Gary Scott, the Fairfax County registrar, noted that there was not only a lack of time to rewrite the instructions but also a lack of space — Fairfax prints the instructions in English, Spanish, Vietnamese and Korean. He acknowledged that confused voters have contacted his office about witnesses, although he removed references to a witness signature on everything but the return envelope.
Unless voters closely follow the news, or research the language in the ballot instructions, they still may not understand that the witness requirement has been dropped, he said, especially if they struggle with English. It’s important, he said, that all voters understand how to cast a ballot.
“The person who is barely literate in their second language is just as important, and his vote counts as much, as someone with multiple PhDs,” Scott said.
Gretchen Reinemeyer, Arlington County’s registrar, said she provided that county’s absentee voters — 50,000 so far — with a simpler set of instructions than what the state suggested, “because I thought it was confusing.”

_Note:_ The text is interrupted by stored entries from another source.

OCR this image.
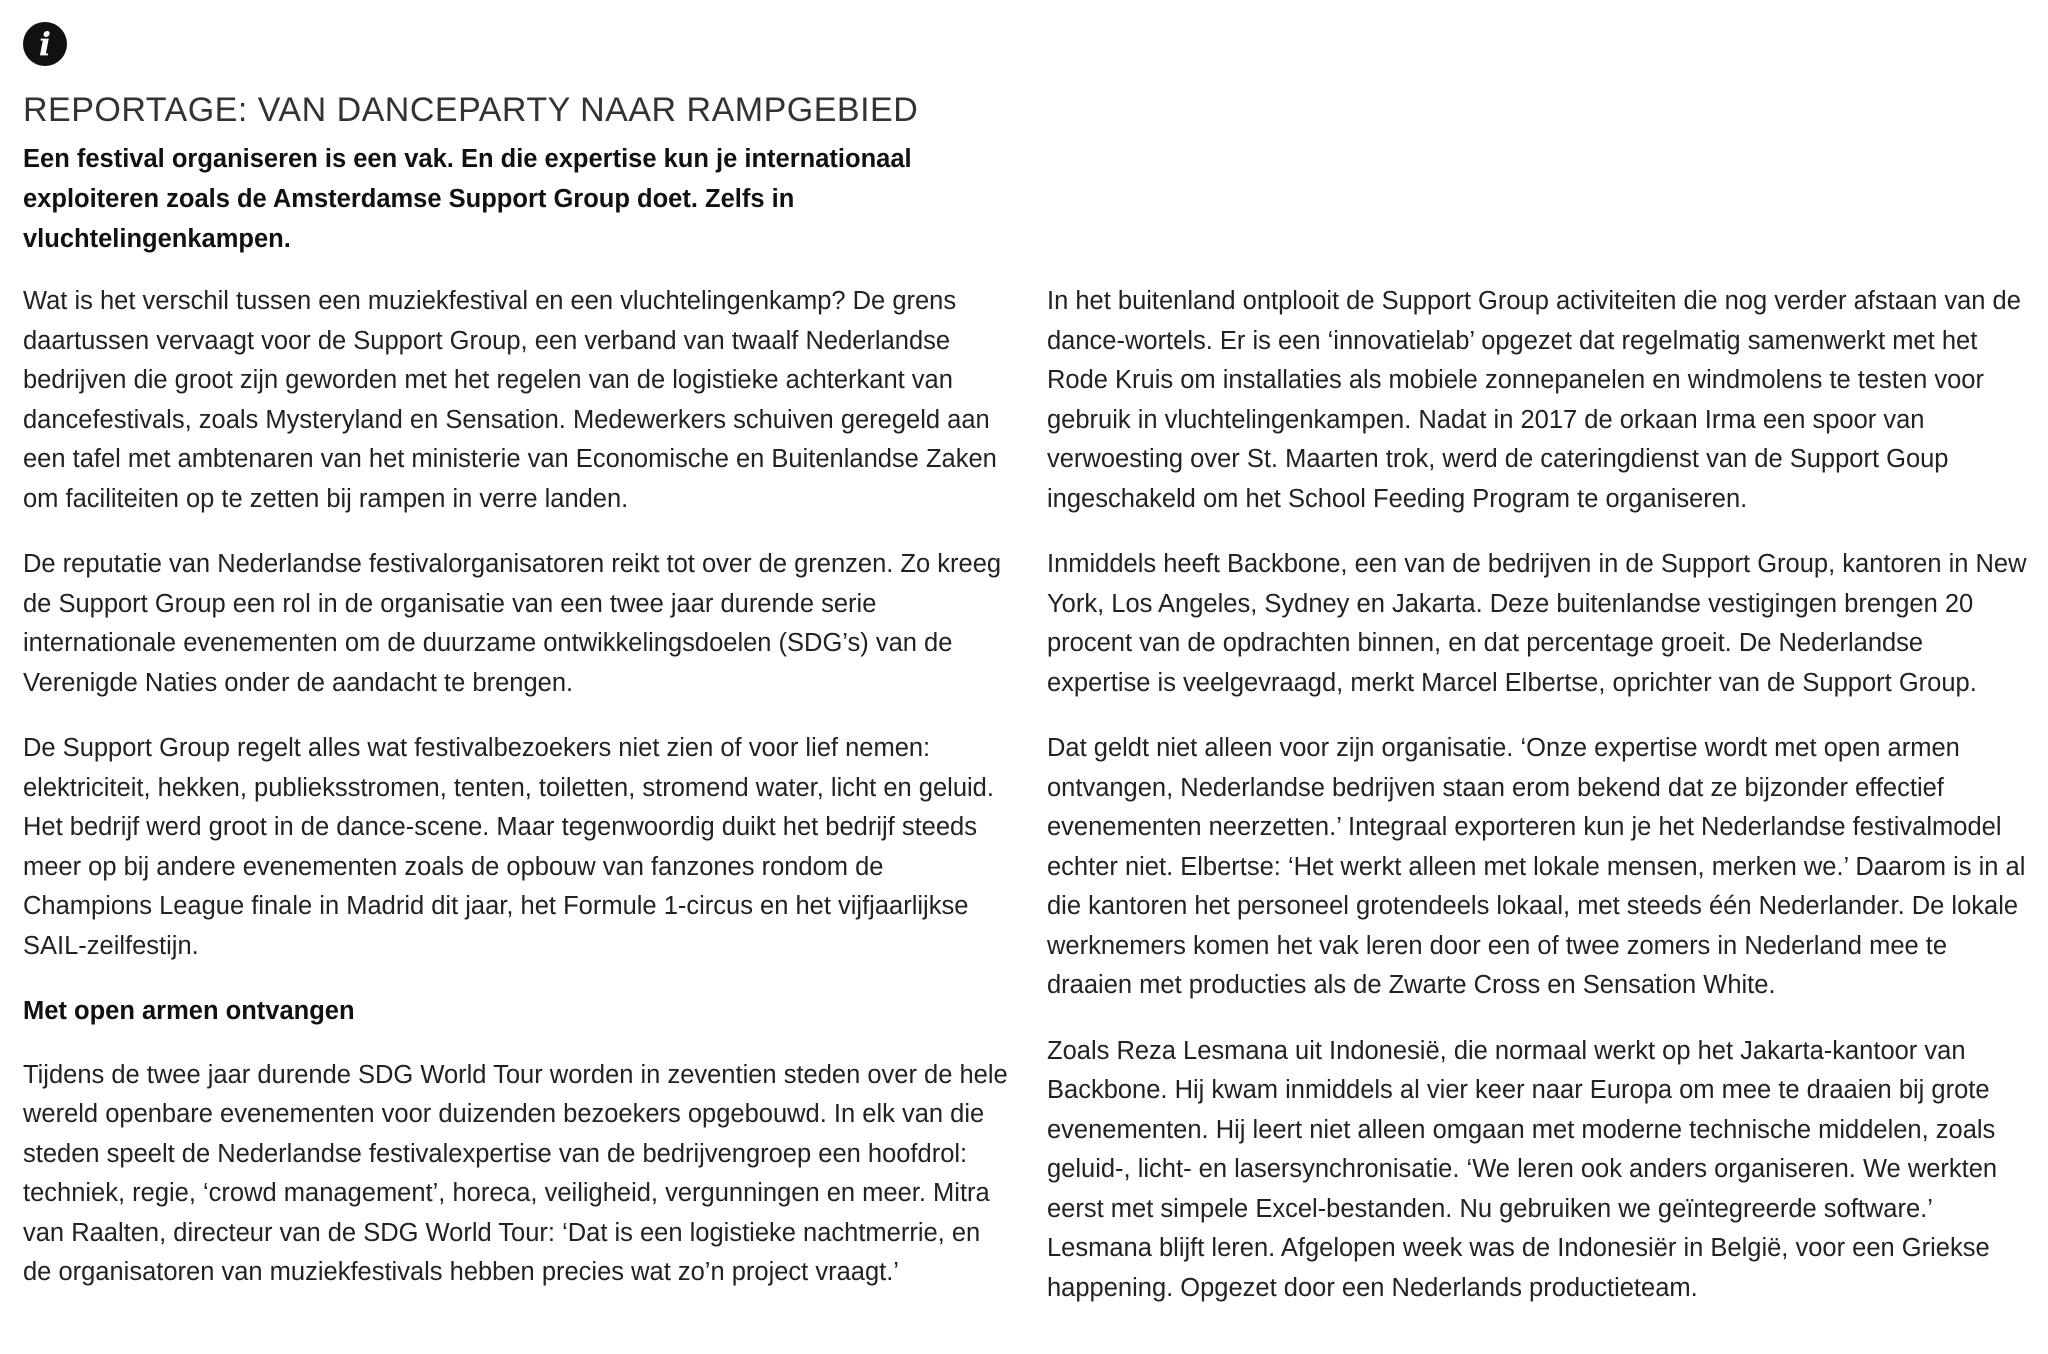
i
REPORTAGE: VAN DANCEPARTY NAAR RAMPGEBIED

Een festival organiseren is een vak. En die expertise kun je internationaal exploiteren zoals de Amsterdamse Support Group doet. Zelfs in vluchtelingenkampen.

Wat is het verschil tussen een muziekfestival en een vluchtelingenkamp? De grens daartussen vervaagt voor de Support Group, een verband van twaalf Nederlandse bedrijven die groot zijn geworden met het regelen van de logistieke achterkant van dancefestivals, zoals Mysteryland en Sensation. Medewerkers schuiven geregeld aan een tafel met ambtenaren van het ministerie van Economische en Buitenlandse Zaken om faciliteiten op te zetten bij rampen in verre landen.

De reputatie van Nederlandse festivalorganisatoren reikt tot over de grenzen. Zo kreeg de Support Group een rol in de organisatie van een twee jaar durende serie internationale evenementen om de duurzame ontwikkelingsdoelen (SDG’s) van de Verenigde Naties onder de aandacht te brengen.

De Support Group regelt alles wat festivalbezoekers niet zien of voor lief nemen: elektriciteit, hekken, publieksstromen, tenten, toiletten, stromend water, licht en geluid. Het bedrijf werd groot in de dance-scene. Maar tegenwoordig duikt het bedrijf steeds meer op bij andere evenementen zoals de opbouw van fanzones rondom de Champions League finale in Madrid dit jaar, het Formule 1-circus en het vijfjaarlijkse SAIL-zeilfestijn.

Met open armen ontvangen

Tijdens de twee jaar durende SDG World Tour worden in zeventien steden over de hele wereld openbare evenementen voor duizenden bezoekers opgebouwd. In elk van die steden speelt de Nederlandse festivalexpertise van de bedrijvengroep een hoofdrol: techniek, regie, ‘crowd management’, horeca, veiligheid, vergunningen en meer. Mitra van Raalten, directeur van de SDG World Tour: ‘Dat is een logistieke nachtmerrie, en de organisatoren van muziekfestivals hebben precies wat zo’n project vraagt.’

In het buitenland ontplooit de Support Group activiteiten die nog verder afstaan van de dance-wortels. Er is een ‘innovatielab’ opgezet dat regelmatig samenwerkt met het Rode Kruis om installaties als mobiele zonnepanelen en windmolens te testen voor gebruik in vluchtelingenkampen. Nadat in 2017 de orkaan Irma een spoor van verwoesting over St. Maarten trok, werd de cateringdienst van de Support Goup ingeschakeld om het School Feeding Program te organiseren.

Inmiddels heeft Backbone, een van de bedrijven in de Support Group, kantoren in New York, Los Angeles, Sydney en Jakarta. Deze buitenlandse vestigingen brengen 20 procent van de opdrachten binnen, en dat percentage groeit. De Nederlandse expertise is veelgevraagd, merkt Marcel Elbertse, oprichter van de Support Group.

Dat geldt niet alleen voor zijn organisatie. ‘Onze expertise wordt met open armen ontvangen, Nederlandse bedrijven staan erom bekend dat ze bijzonder effectief evenementen neerzetten.’ Integraal exporteren kun je het Nederlandse festivalmodel echter niet. Elbertse: ‘Het werkt alleen met lokale mensen, merken we.’ Daarom is in al die kantoren het personeel grotendeels lokaal, met steeds één Nederlander. De lokale werknemers komen het vak leren door een of twee zomers in Nederland mee te draaien met producties als de Zwarte Cross en Sensation White.

Zoals Reza Lesmana uit Indonesië, die normaal werkt op het Jakarta-kantoor van Backbone. Hij kwam inmiddels al vier keer naar Europa om mee te draaien bij grote evenementen. Hij leert niet alleen omgaan met moderne technische middelen, zoals geluid-, licht- en lasersynchronisatie. ‘We leren ook anders organiseren. We werkten eerst met simpele Excel-bestanden. Nu gebruiken we geïntegreerde software.’ Lesmana blijft leren. Afgelopen week was de Indonesiër in België, voor een Griekse happening. Opgezet door een Nederlands productieteam.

“There’s been so much to do this year that I don’t fault anyone at the [Virginia] Department of Elections for this,” she said.
While Arlington’s instructions don’t say voters must have a witness for their ballot to count, the mailed ballot, as in Fairfax, includes a line on the return envelope that erroneously says a witness signature is still required.
Joan Porte, vice president of the Virginia League of Women Voters and an Arlington resident, said she was furious when she saw the error on the envelope, which could have been solved, she said, by crossing it out with a marker.
“Why did we file a lawsuit? ” she asked. “I was seeing orange when I got mine. I literally stood in the middle of the living room and screamed, ‘I don’t believe this!’ ”
Alvord, the former Oregonian who now lives in Manassas Park, said she figured out the rules after spending some time thinking about it.
“I’m quite sure we don’t need a witness but I don’t want to take a chance,” Alvord said. “I think this whole business of a witness is craziness. . . . This whole process may have been adequate last century, but it just isn’t anymore.”